Well, from your link:
a : government by the people; especially : rule of the majority
b : a government in which the supreme power is vested in the people and exercised by them directly or indirectly through a system of representation usually involving periodically held free elections
While that says "rule of the majority", it also says "especially". So democracy includes things other than rule of the majority. In particular, the very fact of having representatives of any type means that the US is not a direct democracy. It is instead a democratic republic.

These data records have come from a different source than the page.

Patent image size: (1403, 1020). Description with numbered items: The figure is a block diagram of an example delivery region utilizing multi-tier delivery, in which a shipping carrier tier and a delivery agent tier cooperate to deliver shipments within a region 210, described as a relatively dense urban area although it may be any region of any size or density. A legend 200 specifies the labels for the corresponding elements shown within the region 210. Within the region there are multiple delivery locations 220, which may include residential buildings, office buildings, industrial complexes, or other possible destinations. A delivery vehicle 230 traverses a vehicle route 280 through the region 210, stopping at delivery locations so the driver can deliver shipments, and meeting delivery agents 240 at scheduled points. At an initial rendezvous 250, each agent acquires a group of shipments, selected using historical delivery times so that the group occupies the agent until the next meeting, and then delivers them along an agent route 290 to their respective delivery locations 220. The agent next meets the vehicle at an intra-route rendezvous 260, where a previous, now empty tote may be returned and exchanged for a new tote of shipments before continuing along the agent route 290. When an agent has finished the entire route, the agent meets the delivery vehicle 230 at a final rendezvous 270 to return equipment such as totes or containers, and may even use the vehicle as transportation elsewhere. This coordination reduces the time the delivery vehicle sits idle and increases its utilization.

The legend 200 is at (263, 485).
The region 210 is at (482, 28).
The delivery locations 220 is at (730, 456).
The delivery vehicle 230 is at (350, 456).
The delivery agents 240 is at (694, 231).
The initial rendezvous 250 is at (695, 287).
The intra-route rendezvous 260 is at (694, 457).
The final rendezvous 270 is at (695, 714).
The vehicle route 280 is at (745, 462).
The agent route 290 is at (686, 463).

It's also worth noting that no one received a majority of the popular vote. Hillary Clinton simply received the largest minority, what is called a plurality of the vote. Trump did win other majorities. For example, he won majorities of states, counties, and electoral college votes. Republicans in general won a majority of the House seats, which in a parliamentary system would have given their choice control anyway.
Beyond that, it's worth noting that Trump won a higher percentage of the vote (45.9%) than Bill Clinton did in 1992 (43.01%), Woodrow Wilson in 1912 (41.8%), and Abraham Lincoln in 1860 (39.8%). Yet the assumption of the question is that the US was a democracy prior to 2016. If not, then the US wasn't a democracy as early as 1824, when Andrew Jackson won a plurality of the popular vote (41.4%) but John Quincy Adams (30.9%) won the presidency.
While rare, Trump's win in the electoral college while failing to win a plurality of the popular vote was not unique. See 2000, 1888, and 1876 for other examples. Grover Cleveland won a plurality of the popular vote three elections in a row without winning a majority once.